India bans TikTok and dozens of other Chinese apps over security concerns - yarapavan
https://www.cnbc.com/2020/06/29/india-bans-tiktok-and-dozens-of-other-chinese-apps-over-security-concerns.html
======
mathnmusic
I think this sort of response was inevitable and will be seen in more and more
nations. China bans most of the popular websites and apps (including
Wikipedia). The most recent trigger was the border standoff between India and
China where Indian citizens could see and read both governments' responses,
but Chinese citizens were only told Chinese govt's talking points.

This seems like yet another instance of the paradox of tolerance (reciprocity
is a must have for a tolerant/liberal/globalized society):
[https://en.wikipedia.org/wiki/Paradox_of_tolerance](https://en.wikipedia.org/wiki/Paradox_of_tolerance)

------
yarapavan
Indian Government Bans 59 mobile apps claiming that these apps are prejudicial
to sovereignty and integrity of India, defence of India, security of state and
public order.

Link of 59 apps banned:
[https://pib.gov.in/PressReleseDetailm.aspx?PRID=1635206](https://pib.gov.in/PressReleseDetailm.aspx?PRID=1635206)

It includes TikTok, Shareit, WeChat, Clash of Kings, Cam Scanner among others.

------
UrbanPiper
TikTok for sure is in the eye of the storm. US army has forbidden personnel
from using it.
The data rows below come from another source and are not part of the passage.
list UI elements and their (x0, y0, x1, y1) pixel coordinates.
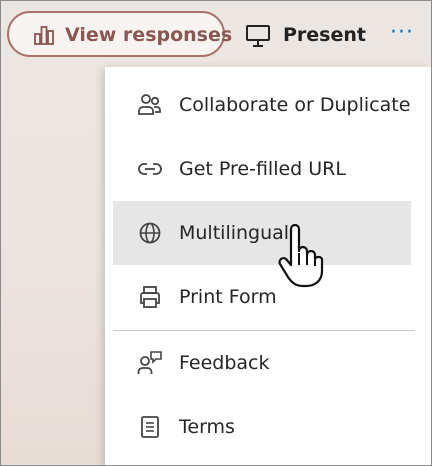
view-responses-label: View responses (65, 24, 233, 46)
menu-item-feedback[interactable]: Feedback (105, 331, 431, 395)
view-responses-button[interactable]: View responses (7, 11, 232, 57)
people-icon (138, 94, 161, 115)
menu-item-multilingual[interactable]: Multilingual (113, 201, 411, 265)
menu-item-collaborate[interactable]: Collaborate or Duplicate (105, 73, 431, 137)
printer-icon (140, 286, 160, 308)
window: View responses Present ··· Collaborate o… (0, 0, 432, 466)
feedback-icon (137, 351, 162, 374)
hand-pointer-icon (278, 223, 324, 288)
toolbar: View responses Present ··· (1, 1, 431, 67)
menu-item-print-form[interactable]: Print Form (105, 265, 431, 329)
menu-item-label: Print Form (179, 286, 277, 308)
present-button[interactable]: Present (245, 15, 366, 55)
menu-item-label: Collaborate or Duplicate (179, 94, 411, 116)
document-icon (141, 416, 159, 438)
menu-item-label: Multilingual (179, 222, 290, 244)
menu-item-prefilled-url[interactable]: Get Pre-filled URL (105, 137, 431, 201)
more-options-button[interactable]: ··· (387, 22, 417, 44)
menu-item-label: Terms (179, 416, 235, 438)
presentation-screen-icon (246, 25, 270, 47)
present-label: Present (283, 24, 366, 46)
menu-item-terms[interactable]: Terms (105, 395, 431, 459)
bar-chart-icon (34, 26, 54, 45)
menu-item-label: Feedback (179, 352, 270, 374)
menu-item-label: Get Pre-filled URL (179, 158, 346, 180)
more-options-menu: Collaborate or Duplicate Get Pre-filled … (105, 67, 431, 465)
globe-icon (139, 222, 161, 244)
link-icon (138, 163, 162, 175)
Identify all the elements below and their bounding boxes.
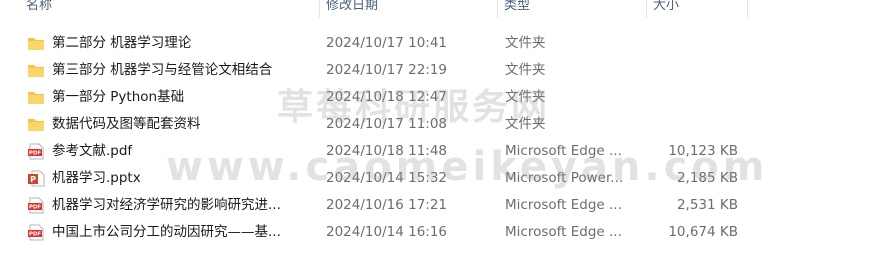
column-header-size[interactable]: 大小 [647,0,747,18]
file-name: 第二部分 机器学习理论 [52,35,192,51]
file-row[interactable]: PDF 中国上市公司分工的动因研究——基... 2024/10/14 16:16 Mi… [0,219,870,246]
file-type: Microsoft Edge ... [505,224,622,240]
folder-icon [27,116,45,133]
file-row[interactable]: PDF 参考文献.pdf 2024/10/18 11:48 Microsoft Edg… [0,138,870,165]
file-modified-date: 2024/10/18 12:47 [326,89,448,105]
folder-icon [27,89,45,106]
file-size [648,57,738,84]
file-size: 10,674 KB [668,224,738,240]
pdf-icon: PDF [27,197,45,214]
file-size: 2,185 KB [676,170,738,186]
file-row[interactable]: P 机器学习.pptx 2024/10/14 15:32 Microsoft Powe… [0,165,870,192]
file-row[interactable]: PDF 机器学习对经济学研究的影响研究进... 2024/10/16 17:21 Mi… [0,192,870,219]
file-name: 机器学习对经济学研究的影响研究进... [52,197,281,213]
file-type: 文件夹 [505,116,546,132]
svg-text:PDF: PDF [29,232,42,238]
pptx-icon: P [27,170,45,187]
file-name: 第一部分 Python基础 [52,89,185,105]
file-modified-date: 2024/10/18 11:48 [326,143,448,159]
svg-text:P: P [30,175,36,184]
column-header-type[interactable]: 类型 [498,0,646,18]
pdf-icon: PDF [27,143,45,160]
file-type: Microsoft Edge ... [505,143,622,159]
file-row[interactable]: 第一部分 Python基础 2024/10/18 12:47 文件夹 [0,84,870,111]
file-row[interactable]: 第三部分 机器学习与经管论文相结合 2024/10/17 22:19 文件夹 [0,57,870,84]
file-list: 第二部分 机器学习理论 2024/10/17 10:41 文件夹 第三部分 机器学习与… [0,30,870,246]
file-size [648,84,738,111]
file-name: 数据代码及图等配套资料 [52,116,201,132]
file-modified-date: 2024/10/17 22:19 [326,62,448,78]
file-modified-date: 2024/10/14 16:16 [326,224,448,240]
folder-icon [27,35,45,52]
file-modified-date: 2024/10/17 10:41 [326,35,448,51]
file-modified-date: 2024/10/14 15:32 [326,170,448,186]
folder-icon [27,62,45,79]
file-size: 2,531 KB [676,197,738,213]
column-divider[interactable] [747,0,748,18]
svg-text:PDF: PDF [29,205,42,211]
svg-text:PDF: PDF [29,151,42,157]
file-size: 10,123 KB [668,143,738,159]
file-type: Microsoft Power... [505,170,624,186]
file-size [648,30,738,57]
column-header-name[interactable]: 名称 [20,0,320,18]
column-header-date[interactable]: 修改日期 [320,0,497,18]
file-modified-date: 2024/10/16 17:21 [326,197,448,213]
file-name: 第三部分 机器学习与经管论文相结合 [52,62,273,78]
file-name: 中国上市公司分工的动因研究——基... [52,224,281,240]
file-row[interactable]: 第二部分 机器学习理论 2024/10/17 10:41 文件夹 [0,30,870,57]
file-name: 参考文献.pdf [52,143,133,159]
column-header-bar: 名称 修改日期 类型 大小 [0,0,870,18]
file-type: 文件夹 [505,89,546,105]
pdf-icon: PDF [27,224,45,241]
file-row[interactable]: 数据代码及图等配套资料 2024/10/17 11:08 文件夹 [0,111,870,138]
file-modified-date: 2024/10/17 11:08 [326,116,448,132]
file-name: 机器学习.pptx [52,170,141,186]
file-type: 文件夹 [505,35,546,51]
file-size [648,111,738,138]
file-type: 文件夹 [505,62,546,78]
file-type: Microsoft Edge ... [505,197,622,213]
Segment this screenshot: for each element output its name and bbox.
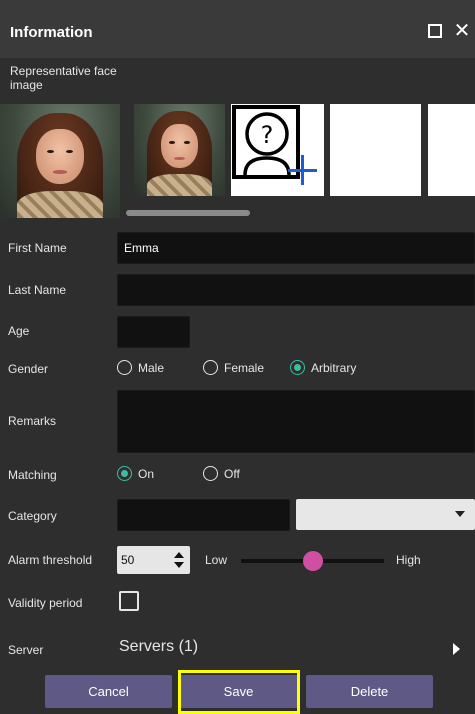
alarm-threshold-label: Alarm threshold (8, 553, 93, 567)
svg-text:?: ? (261, 121, 274, 149)
matching-off-label: Off (224, 466, 240, 481)
matching-label: Matching (8, 468, 57, 482)
alarm-threshold-value: 50 (121, 553, 135, 567)
close-icon[interactable]: ✕ (451, 20, 473, 42)
first-name-label: First Name (8, 241, 67, 255)
remarks-label: Remarks (8, 414, 57, 428)
last-name-input[interactable] (117, 274, 475, 306)
radio-circle (203, 466, 218, 481)
expand-arrow-icon[interactable] (453, 643, 460, 655)
cancel-button[interactable]: Cancel (45, 675, 172, 708)
gender-arbitrary-label: Arbitrary (311, 360, 357, 375)
gender-arbitrary-radio[interactable]: Arbitrary (290, 360, 356, 375)
maximize-icon[interactable] (424, 20, 446, 42)
face-slot-empty[interactable] (428, 104, 475, 196)
slider-thumb[interactable] (302, 551, 323, 571)
validity-period-label: Validity period (8, 596, 83, 610)
spin-down-icon[interactable] (174, 562, 184, 568)
spin-up-icon[interactable] (174, 552, 184, 558)
slider-low-label: Low (205, 553, 228, 567)
first-name-input[interactable]: Emma (117, 232, 475, 264)
category-label: Category (8, 509, 57, 523)
category-input[interactable] (117, 499, 290, 531)
representative-face-label: Representative face image (10, 64, 117, 92)
last-name-label: Last Name (8, 283, 67, 297)
representative-face-image[interactable] (0, 104, 120, 218)
gender-label: Gender (8, 362, 49, 376)
thumbnail-scrollbar[interactable] (126, 210, 250, 216)
alarm-threshold-spinbox[interactable]: 50 (117, 546, 190, 574)
server-label: Server (8, 643, 44, 657)
server-value[interactable]: Servers (1) (119, 638, 198, 656)
matching-off-radio[interactable]: Off (203, 466, 240, 481)
face-thumbnail[interactable] (134, 104, 225, 196)
age-label: Age (8, 324, 30, 338)
validity-period-checkbox[interactable] (119, 591, 139, 611)
delete-button[interactable]: Delete (306, 675, 433, 708)
face-slot-empty[interactable] (330, 104, 421, 196)
add-face-icon: ? (232, 105, 317, 185)
remarks-textarea[interactable] (117, 390, 475, 453)
gender-male-label: Male (138, 360, 165, 375)
radio-circle (203, 360, 218, 375)
gender-female-label: Female (224, 360, 265, 375)
gender-female-radio[interactable]: Female (203, 360, 264, 375)
radio-circle-selected (117, 466, 132, 481)
slider-high-label: High (396, 553, 421, 567)
radio-circle (117, 360, 132, 375)
title-bar: Information ✕ (0, 0, 475, 58)
gender-male-radio[interactable]: Male (117, 360, 164, 375)
radio-circle-selected (290, 360, 305, 375)
dropdown-arrow-icon (455, 511, 465, 517)
age-input[interactable] (117, 316, 190, 348)
add-face-button[interactable]: ? (231, 104, 324, 196)
category-dropdown[interactable] (296, 499, 475, 530)
save-button[interactable]: Save (179, 675, 298, 708)
matching-on-radio[interactable]: On (117, 466, 154, 481)
window-title: Information (10, 24, 93, 41)
matching-on-label: On (138, 466, 155, 481)
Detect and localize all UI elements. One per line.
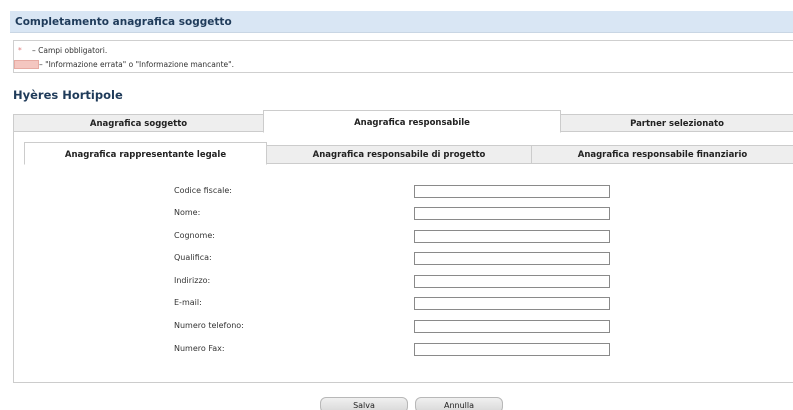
subject-name: Hyères Hortipole	[13, 88, 123, 102]
subtab-label: Anagrafica responsabile di progetto	[312, 150, 486, 160]
field-label: Numero telefono:	[174, 321, 244, 330]
form-row-cognome: Cognome:	[0, 230, 793, 244]
numero-telefono-input[interactable]	[414, 320, 610, 333]
tab-anagrafica-responsabile[interactable]: Anagrafica responsabile	[263, 110, 561, 133]
codice-fiscale-input[interactable]	[414, 185, 610, 198]
cancel-button[interactable]: Annulla	[415, 397, 503, 410]
subtab-responsabile-progetto[interactable]: Anagrafica responsabile di progetto	[266, 145, 532, 164]
field-label: Qualifica:	[174, 253, 212, 262]
tab-partner-selezionato[interactable]: Partner selezionato	[560, 114, 793, 132]
cognome-input[interactable]	[414, 230, 610, 243]
form-row-codice-fiscale: Codice fiscale:	[0, 185, 793, 199]
form-row-email: E-mail:	[0, 297, 793, 311]
main-tabs: Anagrafica soggetto Anagrafica responsab…	[13, 110, 793, 133]
field-label: Codice fiscale:	[174, 186, 232, 195]
tab-label: Anagrafica responsabile	[354, 118, 470, 128]
subtab-rappresentante-legale[interactable]: Anagrafica rappresentante legale	[24, 142, 267, 165]
form-row-nome: Nome:	[0, 207, 793, 221]
qualifica-input[interactable]	[414, 252, 610, 265]
legend-error-row: – "Informazione errata" o "Informazione …	[14, 60, 234, 69]
subtab-responsabile-finanziario[interactable]: Anagrafica responsabile finanziario	[531, 145, 793, 164]
field-label: Cognome:	[174, 231, 215, 240]
page-title: Completamento anagrafica soggetto	[15, 16, 232, 28]
subtab-label: Anagrafica rappresentante legale	[64, 150, 227, 160]
form-row-numero-fax: Numero Fax:	[0, 343, 793, 357]
subtab-label: Anagrafica responsabile finanziario	[577, 150, 748, 160]
legend-error-text: – "Informazione errata" o "Informazione …	[39, 60, 234, 69]
required-asterisk: *	[18, 46, 22, 55]
save-button[interactable]: Salva	[320, 397, 408, 410]
nome-input[interactable]	[414, 207, 610, 220]
legend-box: * – Campi obbligatori. – "Informazione er…	[13, 40, 793, 73]
tab-label: Anagrafica soggetto	[89, 119, 188, 129]
numero-fax-input[interactable]	[414, 343, 610, 356]
form-row-qualifica: Qualifica:	[0, 252, 793, 266]
legend-required-row: * – Campi obbligatori.	[18, 46, 107, 55]
tab-anagrafica-soggetto[interactable]: Anagrafica soggetto	[13, 114, 264, 132]
email-input[interactable]	[414, 297, 610, 310]
sub-tabs: Anagrafica rappresentante legale Anagraf…	[24, 142, 793, 165]
error-color-swatch	[14, 60, 39, 69]
field-label: Numero Fax:	[174, 344, 225, 353]
field-label: Nome:	[174, 208, 201, 217]
field-label: E-mail:	[174, 298, 202, 307]
page-header: Completamento anagrafica soggetto	[10, 11, 793, 33]
form-row-numero-telefono: Numero telefono:	[0, 320, 793, 334]
tab-label: Partner selezionato	[630, 119, 724, 129]
form-row-indirizzo: Indirizzo:	[0, 275, 793, 289]
indirizzo-input[interactable]	[414, 275, 610, 288]
field-label: Indirizzo:	[174, 276, 211, 285]
legend-required-text: – Campi obbligatori.	[32, 46, 108, 55]
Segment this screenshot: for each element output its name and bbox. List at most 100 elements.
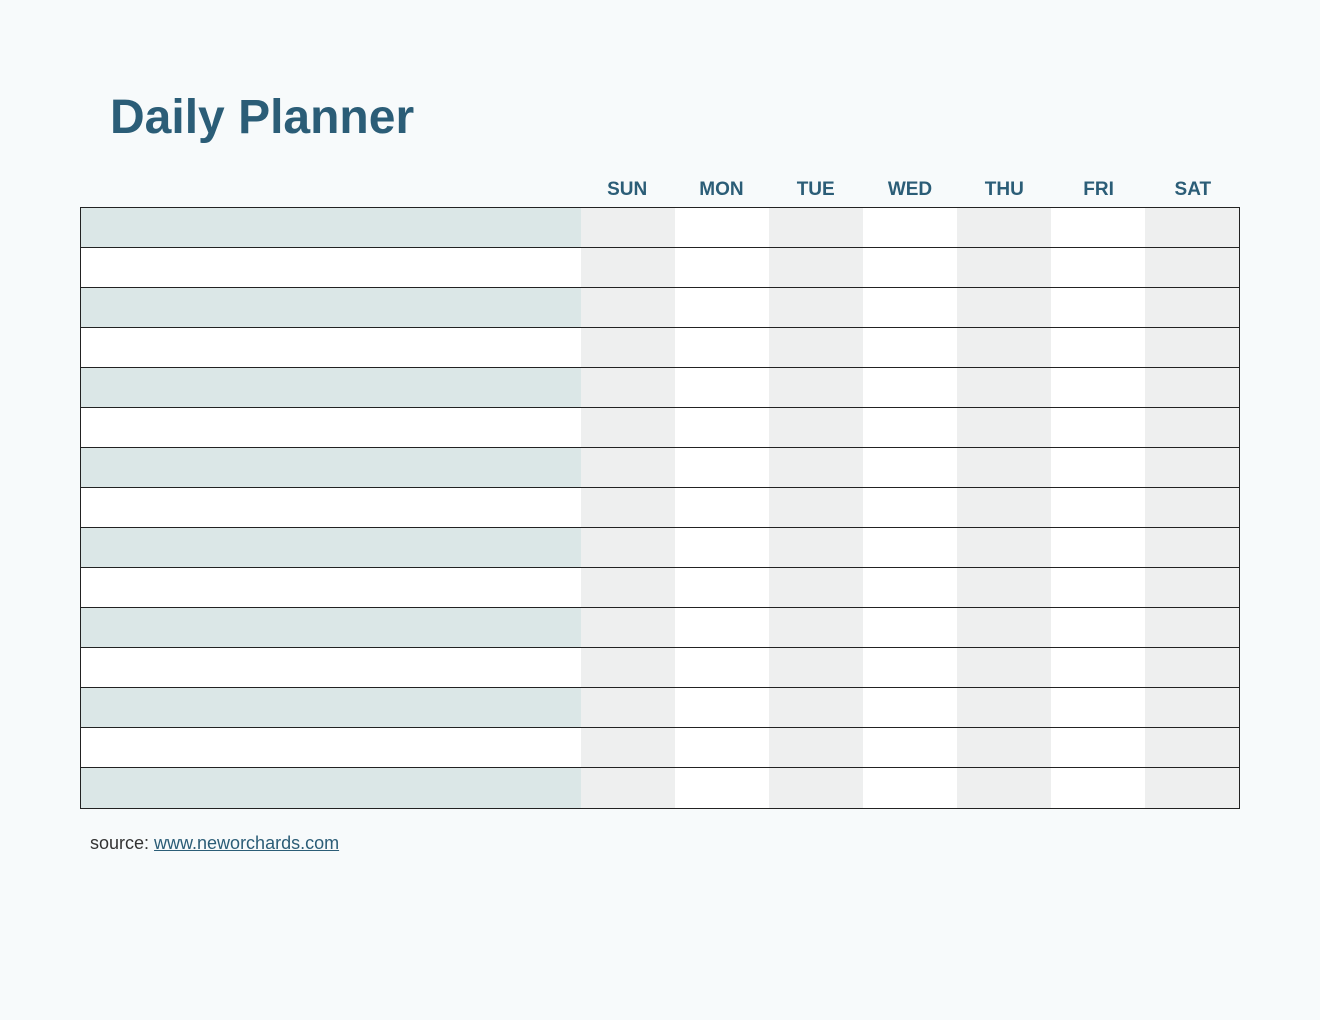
day-cell[interactable] [863, 208, 957, 247]
day-cell[interactable] [1145, 368, 1239, 407]
day-cell[interactable] [769, 328, 863, 367]
day-cell[interactable] [863, 608, 957, 647]
day-cell[interactable] [1051, 408, 1145, 447]
day-cell[interactable] [1051, 688, 1145, 727]
day-cell[interactable] [1051, 448, 1145, 487]
day-cell[interactable] [1145, 728, 1239, 767]
task-cell[interactable] [81, 528, 581, 567]
day-cell[interactable] [675, 328, 769, 367]
day-cell[interactable] [581, 368, 675, 407]
day-cell[interactable] [769, 288, 863, 327]
task-cell[interactable] [81, 568, 581, 607]
day-cell[interactable] [1145, 288, 1239, 327]
day-cell[interactable] [957, 688, 1051, 727]
day-cell[interactable] [581, 488, 675, 527]
day-cell[interactable] [1145, 448, 1239, 487]
day-cell[interactable] [769, 448, 863, 487]
day-cell[interactable] [957, 528, 1051, 567]
day-cell[interactable] [957, 448, 1051, 487]
day-cell[interactable] [1145, 648, 1239, 687]
day-cell[interactable] [957, 288, 1051, 327]
day-cell[interactable] [769, 248, 863, 287]
day-cell[interactable] [863, 448, 957, 487]
day-cell[interactable] [1051, 608, 1145, 647]
day-cell[interactable] [581, 328, 675, 367]
day-cell[interactable] [1051, 648, 1145, 687]
day-cell[interactable] [581, 408, 675, 447]
day-cell[interactable] [675, 568, 769, 607]
source-link[interactable]: www.neworchards.com [154, 833, 339, 853]
day-cell[interactable] [675, 208, 769, 247]
day-cell[interactable] [1051, 248, 1145, 287]
day-cell[interactable] [769, 528, 863, 567]
task-cell[interactable] [81, 608, 581, 647]
day-cell[interactable] [675, 688, 769, 727]
task-cell[interactable] [81, 328, 581, 367]
day-cell[interactable] [863, 528, 957, 567]
task-cell[interactable] [81, 368, 581, 407]
day-cell[interactable] [675, 768, 769, 808]
day-cell[interactable] [863, 408, 957, 447]
day-cell[interactable] [957, 248, 1051, 287]
day-cell[interactable] [769, 608, 863, 647]
day-cell[interactable] [1145, 568, 1239, 607]
day-cell[interactable] [1051, 528, 1145, 567]
day-cell[interactable] [1145, 608, 1239, 647]
day-cell[interactable] [863, 568, 957, 607]
day-cell[interactable] [863, 368, 957, 407]
day-cell[interactable] [957, 408, 1051, 447]
task-cell[interactable] [81, 408, 581, 447]
day-cell[interactable] [863, 768, 957, 808]
day-cell[interactable] [1145, 408, 1239, 447]
day-cell[interactable] [957, 768, 1051, 808]
day-cell[interactable] [675, 728, 769, 767]
day-cell[interactable] [957, 208, 1051, 247]
task-cell[interactable] [81, 688, 581, 727]
day-cell[interactable] [1051, 568, 1145, 607]
task-cell[interactable] [81, 728, 581, 767]
day-cell[interactable] [581, 288, 675, 327]
day-cell[interactable] [675, 488, 769, 527]
day-cell[interactable] [675, 528, 769, 567]
day-cell[interactable] [675, 408, 769, 447]
day-cell[interactable] [957, 648, 1051, 687]
day-cell[interactable] [581, 248, 675, 287]
day-cell[interactable] [581, 608, 675, 647]
day-cell[interactable] [957, 568, 1051, 607]
day-cell[interactable] [957, 368, 1051, 407]
day-cell[interactable] [957, 328, 1051, 367]
day-cell[interactable] [769, 368, 863, 407]
day-cell[interactable] [1145, 328, 1239, 367]
day-cell[interactable] [769, 768, 863, 808]
day-cell[interactable] [581, 528, 675, 567]
day-cell[interactable] [581, 648, 675, 687]
day-cell[interactable] [957, 608, 1051, 647]
day-cell[interactable] [769, 488, 863, 527]
day-cell[interactable] [675, 448, 769, 487]
day-cell[interactable] [769, 728, 863, 767]
day-cell[interactable] [1051, 328, 1145, 367]
day-cell[interactable] [1051, 768, 1145, 808]
day-cell[interactable] [675, 248, 769, 287]
day-cell[interactable] [1051, 288, 1145, 327]
day-cell[interactable] [1145, 488, 1239, 527]
task-cell[interactable] [81, 768, 581, 808]
day-cell[interactable] [1051, 368, 1145, 407]
task-cell[interactable] [81, 248, 581, 287]
day-cell[interactable] [1051, 488, 1145, 527]
task-cell[interactable] [81, 648, 581, 687]
day-cell[interactable] [1145, 688, 1239, 727]
day-cell[interactable] [581, 208, 675, 247]
day-cell[interactable] [581, 568, 675, 607]
day-cell[interactable] [1145, 768, 1239, 808]
day-cell[interactable] [675, 648, 769, 687]
day-cell[interactable] [675, 368, 769, 407]
task-cell[interactable] [81, 208, 581, 247]
day-cell[interactable] [957, 488, 1051, 527]
day-cell[interactable] [769, 688, 863, 727]
task-cell[interactable] [81, 488, 581, 527]
day-cell[interactable] [863, 488, 957, 527]
day-cell[interactable] [581, 448, 675, 487]
day-cell[interactable] [675, 608, 769, 647]
day-cell[interactable] [863, 648, 957, 687]
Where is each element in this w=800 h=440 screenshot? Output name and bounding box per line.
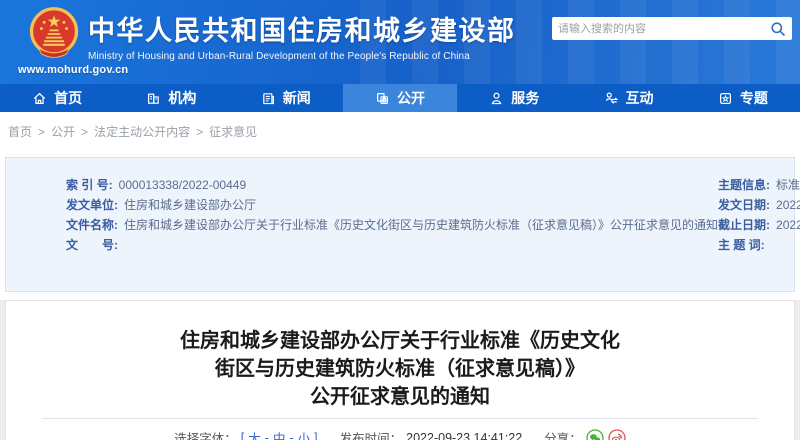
article-zone: 住房和城乡建设部办公厅关于行业标准《历史文化 街区与历史建筑防火标准（征求意见稿…	[0, 300, 800, 440]
document-meta-panel: 索 引 号: 000013338/2022-00449 发文单位: 住房和城乡建…	[5, 157, 795, 292]
nav-item-interaction[interactable]: 互动	[571, 84, 685, 112]
breadcrumb-item-solicit-opinions[interactable]: 征求意见	[209, 123, 257, 140]
meta-value: 2022-09-21	[776, 195, 800, 215]
meta-label: 发文单位:	[66, 195, 118, 215]
site-url: www.mohurd.gov.cn	[18, 64, 128, 76]
meta-label: 发文日期:	[718, 195, 770, 215]
nav-item-label: 新闻	[283, 88, 311, 108]
nav-item-home[interactable]: 首页	[0, 84, 114, 112]
title-divider	[42, 418, 758, 419]
meta-value: 2022-10-26	[776, 215, 800, 235]
site-title-block: 中华人民共和国住房和城乡建设部 Ministry of Housing and …	[88, 15, 516, 62]
nav-item-label: 专题	[740, 88, 768, 108]
article-title: 住房和城乡建设部办公厅关于行业标准《历史文化 街区与历史建筑防火标准（征求意见稿…	[6, 327, 794, 411]
meta-label: 文 号:	[66, 235, 118, 255]
meta-value: 住房和城乡建设部办公厅	[124, 195, 256, 215]
font-size-separator: -	[289, 431, 293, 440]
meta-row-issuing-unit: 发文单位: 住房和城乡建设部办公厅	[66, 195, 718, 215]
home-icon	[32, 91, 47, 106]
font-size-open-bracket: [	[241, 431, 244, 440]
wechat-share-icon[interactable]	[586, 429, 604, 440]
publish-time-label: 发布时间：	[340, 428, 403, 440]
font-size-close-bracket: ]	[314, 431, 317, 440]
meta-row-issue-date: 发文日期: 2022-09-21	[718, 195, 800, 215]
weibo-share-icon[interactable]	[608, 429, 626, 440]
breadcrumb-separator: >	[196, 125, 203, 139]
meta-row-deadline-date: 截止日期: 2022-10-26	[718, 215, 800, 235]
interaction-icon	[604, 91, 619, 106]
meta-row-document-title: 文件名称: 住房和城乡建设部办公厅关于行业标准《历史文化街区与历史建筑防火标准（…	[66, 215, 718, 235]
article-meta-bar: 选择字体： [ 大 - 中 - 小 ] 发布时间： 2022-09-23 14:…	[6, 428, 794, 440]
news-icon	[261, 91, 276, 106]
publish-time-value: 2022-09-23 14:41:22	[406, 431, 522, 440]
special-topic-icon	[718, 91, 733, 106]
font-size-label: 选择字体：	[174, 428, 237, 440]
nav-item-organization[interactable]: 机构	[114, 84, 228, 112]
search-icon[interactable]	[770, 21, 786, 37]
meta-row-document-number: 文 号:	[66, 235, 718, 255]
nav-item-label: 互动	[626, 88, 654, 108]
national-emblem-icon	[27, 6, 81, 62]
share-label: 分享：	[544, 428, 582, 440]
search-input[interactable]	[558, 23, 770, 35]
meta-label: 主 题 词:	[718, 235, 765, 255]
main-nav: 首页 机构 新闻 公开 服务	[0, 84, 800, 112]
meta-left-column: 索 引 号: 000013338/2022-00449 发文单位: 住房和城乡建…	[6, 175, 718, 291]
nav-item-label: 服务	[511, 88, 539, 108]
breadcrumb: 首页 > 公开 > 法定主动公开内容 > 征求意见	[0, 112, 800, 153]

Apple has caught the app using clipboard capture mechanisms to
spy users.

To get more details, around 2 months ago, Reddit user ‘Bangorlol’ commented on
a discussion about TikTok claiming to have successfully reverse-engineered it.
He advised users against using the app and telling their friends and family to
stop using it as well due to its intrusive user tracking among other serious
problems.

Here is the link
[https://www.reddit.com/r/videos/comments/fxgi06/not_new_news...](https://www.reddit.com/r/videos/comments/fxgi06/not_new_news_but_tbh_if_you_have_tiktiok_just_get/fmuko1m/)